A travers la mise en place de ce programme, "le Bénin vient d'inscrire
le SIDA dans une perspective de vie et de non de mort", a-t-elle dit,
soulignant que l'avènement de la tri thérapie dans son pays permettra
aux uns et autres de ne pas prendre cette infection "comme une fatalité
mais plutôt comme une maladie chronique".

Pour bénéficier de ce programme, le malade doit avoir atteint la phase
SIDA avec un taux de CD4 inférieur à 200/mm3 et disposer d'un dossier
monté et adressé pour étude au comité d'éligibilité.

Une fois élu, le patient s'engagera à payer sa participation financière,
à se faire suivre par le médecin traitant, à faire régulièrement les
examens biologiques de suivi et à prendre régulièrement les médicaments
selon les instructions du médecin.

Les coûts de traitement varient entre zéro franc et 20.000 F CFA
(environ 27 dollars US). Le programme est gratuit pour les enfants de
moins de 10 ans et les sujets âgés de plus de 10 ans, s'acquittent d'une
participation financière de 1.000, (environ 1 dollars US) 5.000 (environ
6 dollars US) ou 20.000 F CFA par mois.

Le programme 'Initiative béninoise d'accès aux antirétroviraux' a été
mise en oeuvre avec l'appui du Fonds de solidarité thérapeutique
international (FSTI) et le concours de la France.

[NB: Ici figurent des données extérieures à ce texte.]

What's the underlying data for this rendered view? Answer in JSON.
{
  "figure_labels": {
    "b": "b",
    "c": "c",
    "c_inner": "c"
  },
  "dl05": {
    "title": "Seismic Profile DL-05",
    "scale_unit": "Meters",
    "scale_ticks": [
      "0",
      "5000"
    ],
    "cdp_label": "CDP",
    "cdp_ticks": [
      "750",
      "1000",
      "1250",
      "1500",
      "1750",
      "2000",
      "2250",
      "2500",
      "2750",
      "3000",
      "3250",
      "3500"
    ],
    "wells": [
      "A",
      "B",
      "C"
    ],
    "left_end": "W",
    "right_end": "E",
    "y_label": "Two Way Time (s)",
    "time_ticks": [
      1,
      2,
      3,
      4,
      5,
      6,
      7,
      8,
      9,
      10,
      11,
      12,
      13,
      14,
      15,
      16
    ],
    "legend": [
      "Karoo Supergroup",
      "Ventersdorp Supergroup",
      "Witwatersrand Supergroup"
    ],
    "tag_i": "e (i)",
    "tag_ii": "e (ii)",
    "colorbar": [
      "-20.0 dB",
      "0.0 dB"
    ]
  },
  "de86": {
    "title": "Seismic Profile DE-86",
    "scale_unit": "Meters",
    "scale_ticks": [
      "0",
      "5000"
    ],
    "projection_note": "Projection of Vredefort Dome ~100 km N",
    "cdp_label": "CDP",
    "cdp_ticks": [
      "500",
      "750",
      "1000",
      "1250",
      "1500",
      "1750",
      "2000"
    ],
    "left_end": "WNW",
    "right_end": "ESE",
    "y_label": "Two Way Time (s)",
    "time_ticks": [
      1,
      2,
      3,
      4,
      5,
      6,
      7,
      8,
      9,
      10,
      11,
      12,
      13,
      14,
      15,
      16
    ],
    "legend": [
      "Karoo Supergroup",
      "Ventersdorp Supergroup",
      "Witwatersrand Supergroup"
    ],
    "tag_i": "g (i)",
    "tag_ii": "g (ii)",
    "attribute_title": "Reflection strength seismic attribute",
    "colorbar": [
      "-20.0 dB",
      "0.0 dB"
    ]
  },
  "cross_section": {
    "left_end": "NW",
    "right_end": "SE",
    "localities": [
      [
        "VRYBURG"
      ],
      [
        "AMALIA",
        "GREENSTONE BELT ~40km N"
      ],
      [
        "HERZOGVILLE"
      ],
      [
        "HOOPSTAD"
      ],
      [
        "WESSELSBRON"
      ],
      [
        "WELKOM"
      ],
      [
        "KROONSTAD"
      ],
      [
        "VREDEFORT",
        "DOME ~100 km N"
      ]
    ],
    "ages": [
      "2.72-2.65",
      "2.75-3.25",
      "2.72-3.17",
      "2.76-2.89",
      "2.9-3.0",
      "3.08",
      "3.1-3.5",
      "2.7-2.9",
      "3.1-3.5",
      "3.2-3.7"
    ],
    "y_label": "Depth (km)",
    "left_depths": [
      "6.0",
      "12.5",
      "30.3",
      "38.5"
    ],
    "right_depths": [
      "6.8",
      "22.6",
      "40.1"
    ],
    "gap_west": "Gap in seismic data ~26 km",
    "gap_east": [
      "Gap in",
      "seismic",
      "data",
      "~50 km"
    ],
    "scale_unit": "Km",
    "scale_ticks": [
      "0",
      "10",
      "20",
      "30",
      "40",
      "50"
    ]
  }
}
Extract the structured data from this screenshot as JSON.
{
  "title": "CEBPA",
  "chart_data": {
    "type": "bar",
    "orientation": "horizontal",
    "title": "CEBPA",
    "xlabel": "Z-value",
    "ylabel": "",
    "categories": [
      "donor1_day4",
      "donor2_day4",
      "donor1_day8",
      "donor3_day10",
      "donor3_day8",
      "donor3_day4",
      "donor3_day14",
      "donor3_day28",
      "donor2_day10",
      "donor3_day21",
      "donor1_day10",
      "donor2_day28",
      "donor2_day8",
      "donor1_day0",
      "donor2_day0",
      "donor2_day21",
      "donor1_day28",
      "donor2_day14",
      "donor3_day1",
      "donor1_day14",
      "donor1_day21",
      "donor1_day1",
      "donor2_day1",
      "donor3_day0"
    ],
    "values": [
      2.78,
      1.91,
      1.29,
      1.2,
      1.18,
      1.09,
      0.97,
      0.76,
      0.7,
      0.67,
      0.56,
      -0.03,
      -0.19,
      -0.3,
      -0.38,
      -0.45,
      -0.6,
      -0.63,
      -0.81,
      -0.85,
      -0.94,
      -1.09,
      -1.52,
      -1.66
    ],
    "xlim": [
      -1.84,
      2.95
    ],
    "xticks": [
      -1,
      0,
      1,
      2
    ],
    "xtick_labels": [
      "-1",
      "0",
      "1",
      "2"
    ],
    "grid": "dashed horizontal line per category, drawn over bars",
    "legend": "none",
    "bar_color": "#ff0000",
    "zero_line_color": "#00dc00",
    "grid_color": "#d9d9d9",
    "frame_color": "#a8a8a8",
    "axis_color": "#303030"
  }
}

Pour le compte de l'année 2002, il concerne Cotonou et Porto- Novo, les
capitales économique et politique) au profit de 430 patients puis
s'étendra à d'autres villes entre 2003 et 2005 pour le compte de 2.000
malades.

Selon les données recueillies au Programme national de lutte contre le
SIDA au Bénin (PNLS), à la fin de 2000, plus de 4.188 cas de SIDA ont
été notifiés, mais on estime à 36.000 le nombre de cas et à environ
160.000 le nombre de personnes vivant avec le VIH/SIDA.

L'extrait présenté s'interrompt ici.